Existe una corriente de opinión en el mundo que cree ver signos preocupantes de una crisis sin precedentes de la democracia moderna: en Inglaterra triunfa la corriente separatista de la Unión Europea, en Colombia se impone la población que rechaza la firma de la paz y en Estados Unidos llega a la presidencia un personaje que es la antítesis de todo lo que algún día nos enseñaron que debía ser. ¿Presenciamos realmente una crisis sin precedentes del sistema democrático?
El gran sociólogo Zygmunt Bauman piensa que sí: la crisis de la democracia es el reflejo de un mundo cada vez más interconectado, en el que los países siguen pensando en términos nacionales:
El poder se ha globalizado, pero las políticas son tan locales como antes. La política tiene las manos cortadas. La gente ya no cree en el sistema democrático porque no cumple sus promesas. Es lo que está poniendo de manifiesto, por ejemplo, la crisis de la migración. El fenómeno es global, pero actuamos en términos parroquianos. Las instituciones democráticas no fueron diseñadas para manejar situaciones de interdependencia. La crisis contemporánea de la democracia es una crisis de las instituciones democráticas.
Zygmunt Bauman en entrevista a El Mostrador
Ya en la década de 1990 Daniel Bell lo había advertido: «El Estado-nación se está volviendo demasiado pequeño para los problemas grandes de la vida y demasiado grande para los problemas pequeños».
El otro factor que influye en la crisis global de la democracia es la brutal concentración de la riqueza, en la que un 1 % del mundo tiene más recursos, más poder y más influencia que el 50 % de la población mundial. Y la meteórica y extraña carrera de Donald Trump en la arena política así lo confirma: un personaje completamente autónomo, libre de toda restricción política, gracias a su inmensa fortuna, que garantiza esa incursión controversial en la política estadounidense. De hecho, el desafío central para cualquier sistema democrático es cómo limitar la influencia del dinero y de los medios de comunicación en los procesos democráticos.
El diseño de la democracia importa igualmente: las reglas del sistema electoral determinan, en muchas circunstancias, a los ganadores y a los perdedores, tal como volvió a ocurrir en Estados Unidos: Hillary Clinton gana en el conteo de los votos, pero Trump gana en el diseño de los distritos electorales.

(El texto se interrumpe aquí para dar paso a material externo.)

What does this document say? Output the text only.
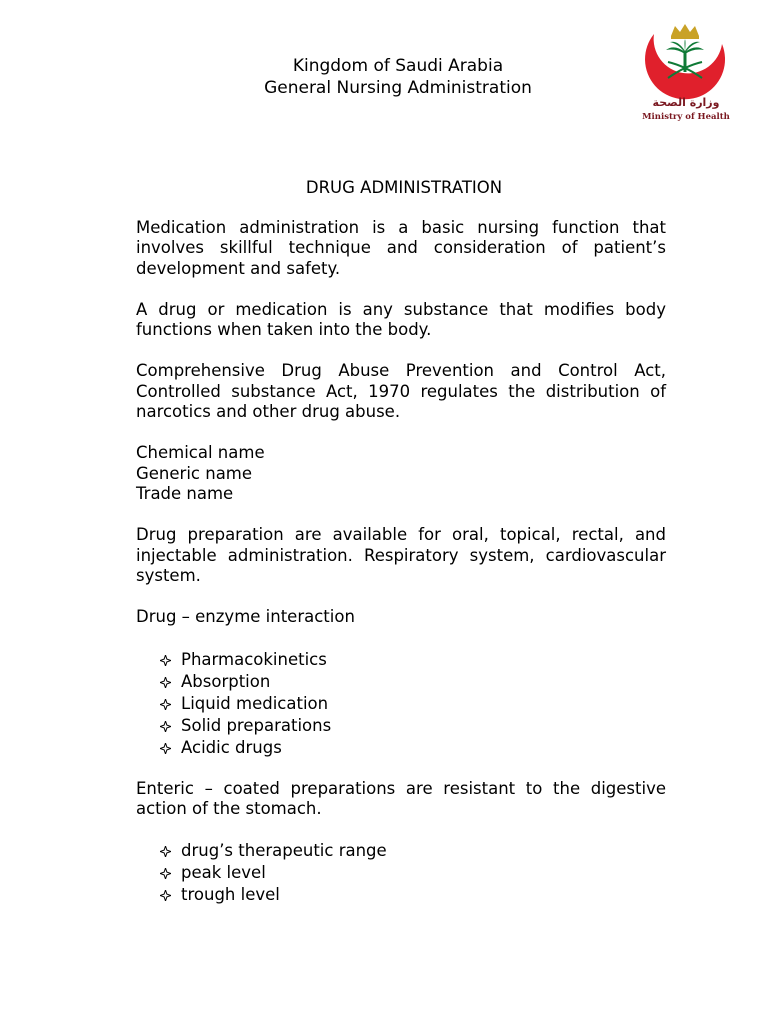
Kingdom of Saudi Arabia
General Nursing Administration
وزارة الصحة
Ministry of Health
DRUG ADMINISTRATION

Medication administration is a basic nursing function that involves skillful technique and consideration of patient’s development and safety.

A drug or medication is any substance that modifies body functions when taken into the body.

Comprehensive Drug Abuse Prevention and Control Act, Controlled substance Act, 1970 regulates the distribution of narcotics and other drug abuse.

Chemical name
Generic name
Trade name

Drug preparation are available for oral, topical, rectal, and injectable administration. Respiratory system, cardiovascular system.

Drug – enzyme interaction

Pharmacokinetics
Absorption
Liquid medication
Solid preparations
Acidic drugs

Enteric – coated preparations are resistant to the digestive action of the stomach.

drug’s therapeutic range
peak level
trough level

La tentación autoritaria, por lo tanto, casi siempre recae en el control de los Parlamentos, de manera que se propicien de forma maliciosa cambios en el sistema electoral o constitucional que favorezcan lo que la teoría llama autoritarismo competitivo, como ha ocurrido en muchos países de América Latina: la fiebre reformadora se ha extendido por todo el continente gracias al ejemplo que diseminó la Venezuela de Hugo Chávez.
La conclusión es que la democracia es un sistema frágil y delicado que está sujeto a las crisis recurrentes, pese a lo cual es imposible pensar en un mejor sistema de gobierno: la democracia sigue siendo un ideal que, lejos de desecharse, debe perseguirse sistemáticamente, ya que es el único sistema que resguarda la libertad al favorecer la creación de consensos y proyectos compartidos.
Como dijo el gran teórico argentino Guillermo O’Donnell, «la capacidad de esperanza es el gran atributo de la democracia, una que bajo las circunstancias correctas puede y debe nutrir otras y más específicas capacidades que pueden promover mejorías en la calidad democrática».
Uno de los padres fundadores del sistema estadounidense, Thomas Jefferson, lo expresó con toda claridad: «El precio de la libertad es su eterna vigilancia».